当slave接收到slaveof <master_ip> <master_port>指令后，slave会立即将新的master的地址保存下来。

（2）建立连接

slave中维护着一个定时任务，该定时任务会尝试着与该master建立socker连接。

（3）slave发送ping命令

连接成功后，slave会发送ping命令，进行首次通信。如果slave没有收到master的回复，则slave就会主动断开连接，下次的定时任务会重新尝试连接。

（4）对slave身份验证

master 在接收到slave的ping命令后，并不会立即对其进行回复，而是先对Salve进行身份验证。如果验证不通过，则会发送消息拒绝连接；。验证通过，master 向slave发送连接成功响应。

（5）master持久化

slave在成功接收到master的响应后，slave向master发出数据同步请求。master在接收到数据同步请求后，fork出一个子进程，让子进程以异步方式立即进行数据持久化。

（6）数据发送

持久化完毕后，master再fork出一个子进程，让子进程以异步方式将数据发送给slave。
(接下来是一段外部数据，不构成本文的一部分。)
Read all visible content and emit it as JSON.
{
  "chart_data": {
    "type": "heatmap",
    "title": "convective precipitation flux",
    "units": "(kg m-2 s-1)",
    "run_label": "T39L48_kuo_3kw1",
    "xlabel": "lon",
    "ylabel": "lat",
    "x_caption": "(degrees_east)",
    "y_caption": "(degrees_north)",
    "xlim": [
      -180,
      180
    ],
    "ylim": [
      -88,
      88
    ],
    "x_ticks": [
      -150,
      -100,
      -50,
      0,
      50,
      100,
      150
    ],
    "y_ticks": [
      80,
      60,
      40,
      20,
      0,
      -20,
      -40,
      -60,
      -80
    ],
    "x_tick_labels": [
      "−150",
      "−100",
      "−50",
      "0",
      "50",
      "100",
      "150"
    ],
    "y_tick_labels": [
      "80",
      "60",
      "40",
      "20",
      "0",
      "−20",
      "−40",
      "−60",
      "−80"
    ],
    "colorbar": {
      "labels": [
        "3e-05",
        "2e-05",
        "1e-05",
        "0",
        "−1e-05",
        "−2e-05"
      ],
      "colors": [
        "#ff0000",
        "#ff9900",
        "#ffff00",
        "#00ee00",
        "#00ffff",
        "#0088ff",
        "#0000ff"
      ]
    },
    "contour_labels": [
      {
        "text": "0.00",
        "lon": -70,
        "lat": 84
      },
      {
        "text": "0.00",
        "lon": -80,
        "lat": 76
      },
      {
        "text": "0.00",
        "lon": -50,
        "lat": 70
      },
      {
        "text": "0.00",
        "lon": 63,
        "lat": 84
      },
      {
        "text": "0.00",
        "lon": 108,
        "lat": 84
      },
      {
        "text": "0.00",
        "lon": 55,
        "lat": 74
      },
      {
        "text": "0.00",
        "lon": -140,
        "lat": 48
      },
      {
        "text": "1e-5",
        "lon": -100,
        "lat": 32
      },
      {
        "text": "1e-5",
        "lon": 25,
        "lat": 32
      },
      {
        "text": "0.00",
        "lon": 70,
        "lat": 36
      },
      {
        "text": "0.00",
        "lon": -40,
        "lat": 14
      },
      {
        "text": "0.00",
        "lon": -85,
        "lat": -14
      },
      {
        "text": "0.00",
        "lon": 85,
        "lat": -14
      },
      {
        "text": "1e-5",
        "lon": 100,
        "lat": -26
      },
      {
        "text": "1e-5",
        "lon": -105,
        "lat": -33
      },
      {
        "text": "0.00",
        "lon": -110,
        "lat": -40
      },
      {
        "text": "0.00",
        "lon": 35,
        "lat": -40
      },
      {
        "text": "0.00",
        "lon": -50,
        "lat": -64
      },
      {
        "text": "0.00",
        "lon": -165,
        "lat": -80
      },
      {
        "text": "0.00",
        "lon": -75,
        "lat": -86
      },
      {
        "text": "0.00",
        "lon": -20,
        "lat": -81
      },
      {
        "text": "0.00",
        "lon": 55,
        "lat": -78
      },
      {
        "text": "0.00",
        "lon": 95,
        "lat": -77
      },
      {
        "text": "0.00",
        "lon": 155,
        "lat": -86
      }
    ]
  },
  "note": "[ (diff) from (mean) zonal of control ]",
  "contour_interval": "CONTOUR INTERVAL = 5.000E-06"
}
slave会将接收到的数据不断写入到本地的持久化文件中。

在slave数据同步过程中，master的主进程仍在不断地接受着客户端的写操作，且不仅将新的数据写入到master内存，同时也写入到了同步缓存。当master的持久化文件中的数据发送完毕后，master会再将同步缓存中新的数据发送给slave，由slave将其写入到本地持久化文件中。数据同步完成。

（7）slave恢复内存数据

数据同步完毕后，slave就会读取本地持久化文件，将其恢复到本地内存数据，然后就可以对外提供服务了。

（8）持续增量复制

对外服务中master持续接收到写操作，会以增量方式发送给slave，以保证主从数据的一致性。

流程概况如下

考虑到数据发送过程中，仍由数据进来，补充如下：

3.2 数据同步演变过程

（1）sync 同步

redis 2.8 版本之前，首次通信成功后，slave会向master发送sync数据同步请求，然后master就会将其所有数据全部发送给slave，由slave保存到其本地的持久化文件中。这个过程称为全量复制。

但这里存在一个问题：在全量复制过程中可能会出现网络抖动而导致复制过程中断。当网络恢复后，slave与master重新连接成功，此时slave会重新发送sync请求，然后会从头开始全量复制。

由于全量复制过程非常耗时，所以期间出现网络抖动的概率很高。而中断后的从头开始不仅需要消耗大量的系统资源、网络带宽，而且可能会出现长时间无法完成全量复制的情况。

（2）psync

redis 2.8 版本之后，全量复制采用了psync（Partial Sync，不完全同步）同步策略。当全量复制过程出现由于网络抖动而导致复制过程中断时，当重新连接成功后，复制过程可以“断点续传”。即从断点位置开始继续复制，而不用从头再来。这样大大提升了性能。

为了实现psync，整个系统做了三个大的变化：

A. 复制偏移量

系统为每个需要传送数据进行了编号，该编号从0开始，每个字节一个编号。该编号称为复制偏移量。参与复制的主从节点都会维护该复制偏移量。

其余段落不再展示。